APPEAL/ERLINGER. The Seventh Circuit vacated and remanded United States v. Evelio Santana, 2025 U.S. App. LEXIS 15522 (7th Cir. June 24, 2025). Santana pled guilty to unlawful possession of a firearm as a convicted felon. He was enhanced under ACCA after the district judge found by a preponderance of the evidence Santana had three prior convictions for violent felonies committed on different occasions. Santana argued the determination should have been made by a jury beyond a reasonable doubt as required by Erlinger v.
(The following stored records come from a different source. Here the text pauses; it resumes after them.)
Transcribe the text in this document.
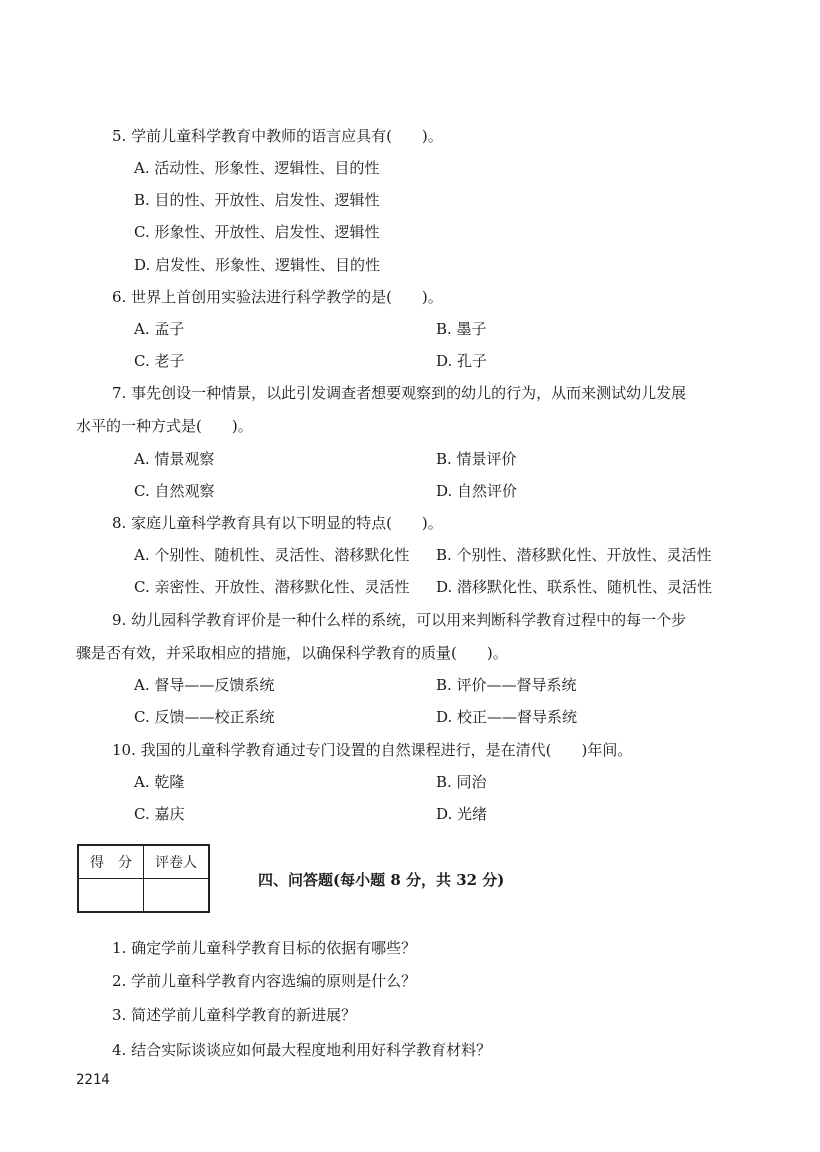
5. 学前儿童科学教育中教师的语言应具有(　　)。
A. 活动性、形象性、逻辑性、目的性
B. 目的性、开放性、启发性、逻辑性
C. 形象性、开放性、启发性、逻辑性
D. 启发性、形象性、逻辑性、目的性
6. 世界上首创用实验法进行科学教学的是(　　)。
A. 孟子	B. 墨子
C. 老子	D. 孔子
7. 事先创设一种情景，以此引发调查者想要观察到的幼儿的行为，从而来测试幼儿发展
水平的一种方式是(　　)。
A. 情景观察	B. 情景评价
C. 自然观察	D. 自然评价
8. 家庭儿童科学教育具有以下明显的特点(　　)。
A. 个别性、随机性、灵活性、潜移默化性 B. 个别性、潜移默化性、开放性、灵活性
C. 亲密性、开放性、潜移默化性、灵活性 D. 潜移默化性、联系性、随机性、灵活性
9. 幼儿园科学教育评价是一种什么样的系统，可以用来判断科学教育过程中的每一个步
骤是否有效，并采取相应的措施，以确保科学教育的质量(　　)。
A. 督导——反馈系统	B. 评价——督导系统
C. 反馈——校正系统	D. 校正——督导系统
10. 我国的儿童科学教育通过专门设置的自然课程进行，是在清代(　　)年间。
A. 乾隆	B. 同治
C. 嘉庆	D. 光绪
得　分	评卷人

四、问答题(每小题 8 分，共 32 分)
1. 确定学前儿童科学教育目标的依据有哪些？
2. 学前儿童科学教育内容选编的原则是什么？
3. 简述学前儿童科学教育的新进展？
4. 结合实际谈谈应如何最大程度地利用好科学教育材料？
2214
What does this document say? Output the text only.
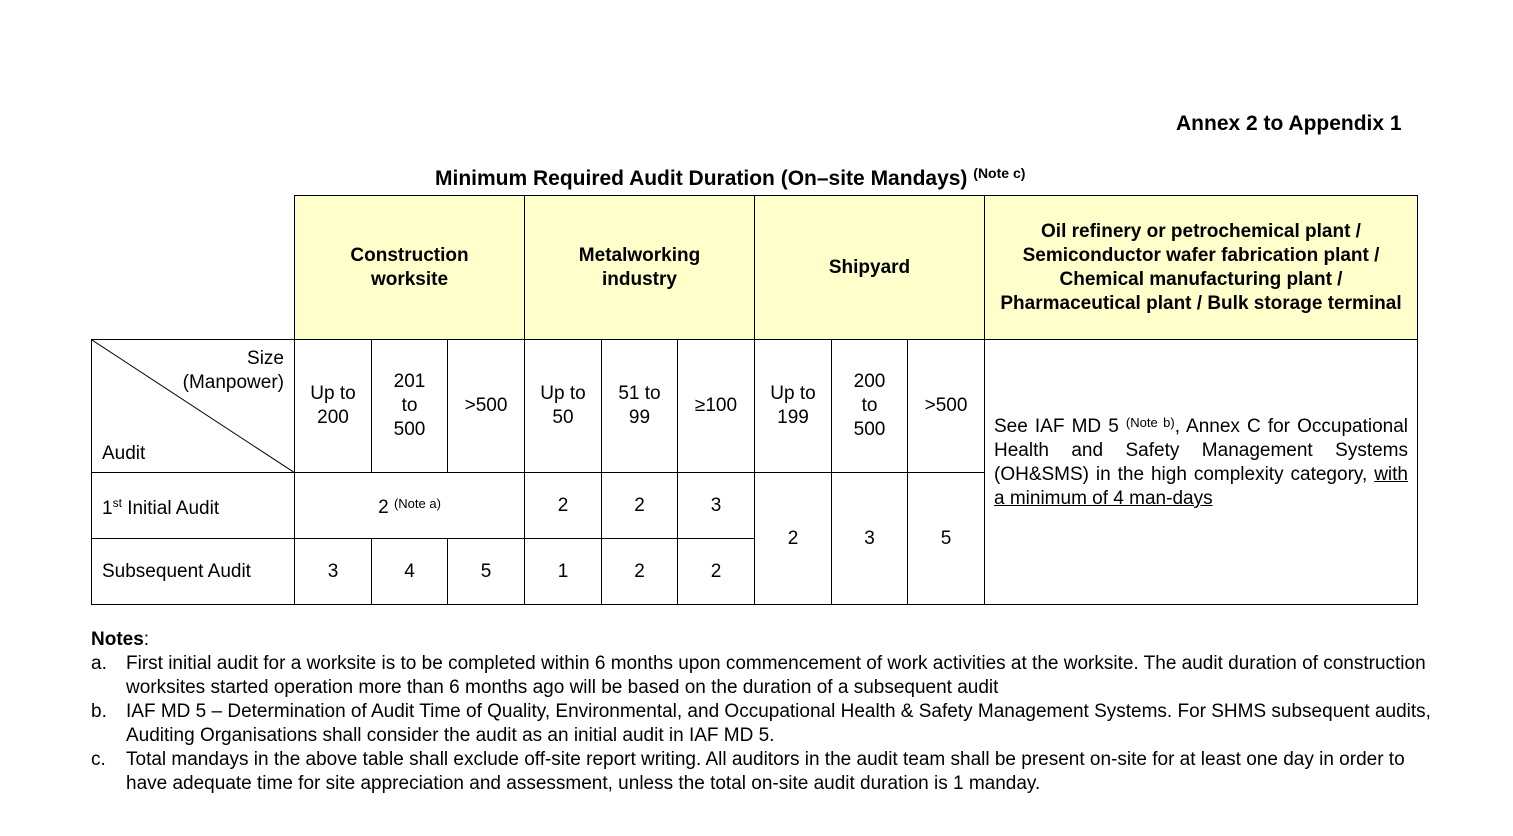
Annex 2 to Appendix 1
Minimum Required Audit Duration (On–site Mandays) $^{(Note c)}$
	Construction worksite			Metalworking industry			Shipyard			Oil refinery or petrochemical plant / Semiconductor wafer fabrication plant / Chemical manufacturing plant / Pharmaceutical plant / Bulk storage terminal

Size
(Manpower)
Audit	Up to 200	201 to 500	>500	Up to 50	51 to 99	≥100	Up to 199	200 to 500	>500	See IAF MD 5 $^{(Note b)}$, Annex C for Occupational Health and Safety Management Systems (OH&SMS) in the high complexity category, with a minimum of 4 man-days

1st Initial Audit	2 $^{(Note a)}$			2	2	3	2	3	5	
Subsequent Audit	3	4	5	1	2	2				
Notes:
a.	First initial audit for a worksite is to be completed within 6 months upon commencement of work activities at the worksite. The audit duration of construction worksites started operation more than 6 months ago will be based on the duration of a subsequent audit
b.	IAF MD 5 – Determination of Audit Time of Quality, Environmental, and Occupational Health & Safety Management Systems. For SHMS subsequent audits, Auditing Organisations shall consider the audit as an initial audit in IAF MD 5.
c.	Total mandays in the above table shall exclude off-site report writing. All auditors in the audit team shall be present on-site for at least one day in order to have adequate time for site appreciation and assessment, unless the total on-site audit duration is 1 manday.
United States. The judge determined Santana's prior convictions were committed on different occasions and sentenced him to the mandatory minimum of 15 years in prison under the ACCA. Santana's lawyer had agreed with the judge's authority to make this determination based on then-current Seventh Circuit precedent. The Government argued a jury should make the determination but the judge overruled the objection. The Seventh Circuit found error because the judge, not a jury, made the different-occasions determination by a preponderance of the evidence contrary to the Supreme Court's ruling in Erlinger. The error was plain and affected Santana's substantial rights by increasing his sentence. The court concluded the error undermined the fairness and integrity of the proceedings, as a reasonable jury might have found reasonable doubt about whether the prior felonies were committed on different occasions. The Seventh Circuit vacated Santana's sentence and remanded for resentencing consistent with the decision in Erlinger.